Why In-Kind Materials Matter in Historic Preservation
- Jenna Chandler
- Dec 8, 2025
- 2 min read
“In-kind” is one of the most important — and most misunderstood — terms in historic preservation. It gets misused constantly in construction, design, and project descriptions.
But in preservation, “in-kind” has a very specific meaning: a repair or replacement that matches the original material in composition, profile, craftsmanship, appearance, and performance.
Close is not in-kind. Similar is not in-kind. “Looks the same from 30 feet away” is not in-kind.
Historic buildings rely on material compatibility to function as designed. When you substitute modern products without true equivalency, you may inadvertently accelerate deterioration, distort historic character, or trigger system failures.
Why “In-Kind” Is Central to the Secretary of the Interior’s Standards
The Standards emphasize retaining historic fabric and using in-kind materials for good reason:
They protect the building’s physical integrity
They preserve character-defining features
They ensure repairs age and perform predictably
They prevent incompatible materials from creating new failures
“In-kind” isn’t an aesthetic preference — it’s a technical requirement rooted in hundreds of years of building science.
What True In-Kind Repair Requires
Authentic in-kind repair is a discipline. It means:
1. Accurately identifying the original material
You must know precisely what you’re matching, whether it’s:
A specific wood species (e.g., old-growth redwood vs. modern redwood)
A lime-based mortar mix
A hand-forged hinge
A plaster formulation
A molding profile
A paint type or coating
This often requires field observation, testing, and sometimes lab analysis.
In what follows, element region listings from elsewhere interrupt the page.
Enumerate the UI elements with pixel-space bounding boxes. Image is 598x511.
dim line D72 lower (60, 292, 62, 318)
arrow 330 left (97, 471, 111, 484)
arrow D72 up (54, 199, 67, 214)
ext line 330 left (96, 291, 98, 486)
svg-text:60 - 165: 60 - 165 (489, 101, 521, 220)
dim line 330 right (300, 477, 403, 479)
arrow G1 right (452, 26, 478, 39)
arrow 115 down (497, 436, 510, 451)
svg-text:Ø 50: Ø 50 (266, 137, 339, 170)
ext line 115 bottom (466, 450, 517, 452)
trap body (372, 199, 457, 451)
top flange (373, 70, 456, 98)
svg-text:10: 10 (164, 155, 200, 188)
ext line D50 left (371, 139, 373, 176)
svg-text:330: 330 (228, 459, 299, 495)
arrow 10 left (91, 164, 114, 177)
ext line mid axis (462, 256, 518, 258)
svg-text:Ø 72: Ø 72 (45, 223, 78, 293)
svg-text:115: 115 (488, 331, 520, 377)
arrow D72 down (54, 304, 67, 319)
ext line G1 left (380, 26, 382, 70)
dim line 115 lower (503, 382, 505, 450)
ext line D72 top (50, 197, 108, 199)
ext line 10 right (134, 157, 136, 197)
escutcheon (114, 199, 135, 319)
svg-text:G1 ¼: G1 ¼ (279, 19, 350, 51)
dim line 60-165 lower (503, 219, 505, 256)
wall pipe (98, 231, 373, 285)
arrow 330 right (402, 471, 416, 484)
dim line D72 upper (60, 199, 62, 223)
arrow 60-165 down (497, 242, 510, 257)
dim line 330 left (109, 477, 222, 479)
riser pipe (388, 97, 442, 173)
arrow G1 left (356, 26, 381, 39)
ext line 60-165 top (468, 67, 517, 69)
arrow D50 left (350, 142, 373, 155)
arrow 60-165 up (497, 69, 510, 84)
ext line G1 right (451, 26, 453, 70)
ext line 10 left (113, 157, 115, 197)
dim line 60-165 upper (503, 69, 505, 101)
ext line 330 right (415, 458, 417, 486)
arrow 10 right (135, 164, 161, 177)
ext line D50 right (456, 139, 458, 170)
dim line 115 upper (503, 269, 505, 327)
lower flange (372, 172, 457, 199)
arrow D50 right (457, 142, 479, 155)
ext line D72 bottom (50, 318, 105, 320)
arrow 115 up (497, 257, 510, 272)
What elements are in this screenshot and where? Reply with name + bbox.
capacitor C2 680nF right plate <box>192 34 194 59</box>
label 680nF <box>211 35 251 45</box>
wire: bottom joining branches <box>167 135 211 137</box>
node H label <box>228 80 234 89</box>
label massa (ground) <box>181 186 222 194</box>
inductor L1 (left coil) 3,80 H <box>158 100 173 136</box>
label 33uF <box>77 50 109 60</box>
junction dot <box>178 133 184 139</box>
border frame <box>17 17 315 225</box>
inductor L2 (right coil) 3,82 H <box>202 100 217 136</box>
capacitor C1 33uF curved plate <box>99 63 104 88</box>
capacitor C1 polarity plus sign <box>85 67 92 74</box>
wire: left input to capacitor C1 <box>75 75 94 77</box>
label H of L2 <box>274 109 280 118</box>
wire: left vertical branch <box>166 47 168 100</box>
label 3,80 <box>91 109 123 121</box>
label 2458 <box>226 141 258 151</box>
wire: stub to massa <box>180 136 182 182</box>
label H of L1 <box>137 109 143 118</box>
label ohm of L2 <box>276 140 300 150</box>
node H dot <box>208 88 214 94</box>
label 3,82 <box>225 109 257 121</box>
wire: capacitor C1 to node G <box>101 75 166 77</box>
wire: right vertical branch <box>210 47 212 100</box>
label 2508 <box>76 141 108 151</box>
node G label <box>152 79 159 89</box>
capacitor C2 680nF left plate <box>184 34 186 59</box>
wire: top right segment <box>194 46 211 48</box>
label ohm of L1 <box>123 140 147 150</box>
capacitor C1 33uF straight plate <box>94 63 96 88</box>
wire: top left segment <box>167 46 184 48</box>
2. Matching craftsmanship and details
Historic craftsmen left distinct marks in their work:
Plane marks on carpentry
Scribe lines
Hand-cut joinery
Variable paint film thickness
Tooling patterns in mortar
Your repair shouldn’t look machine-tooled or “perfect.” It should look correct.
3. Matching performance, not just appearance
Material behavior matters:
Moisture permeability
Expansion/contraction
Density
Fastener compatibility
Movement tolerance
A mismatch here will cause failure, even if the repair looks fine at first.
4. Fabricating when necessary
In-kind doesn’t always mean off-the-shelf. Often, it means:
Custom milling
Specialty carpentry
Casting replacements
Matching historic glass
Replicating hardware
The best preservation contractors know how to source or create what’s needed.
Why “Almost In-Kind” Is Often Worse Than Replacement
Small differences compound. We see failures caused by:
Modern redwood shrinking or decaying faster than old-growth
Cement mortars cracking historic brick
PVC trim trapping moisture behind siding
Pressure-treated lumber corroding traditional fasteners
Synthetic caulk sealing assemblies that need to breathe
These mismatches may not be obvious at installation, but they become expensive issues a few seasons later.
In-Kind Repair Is Preservation at Its Purest
It protects the authenticity of the resource, ensures durability, and maintains trust with the community and owners. It’s not nostalgia — it’s responsible building science.
Treeline approaches in-kind repair as the default, not the exception. Because when you honor the original materials, the building honors your work back.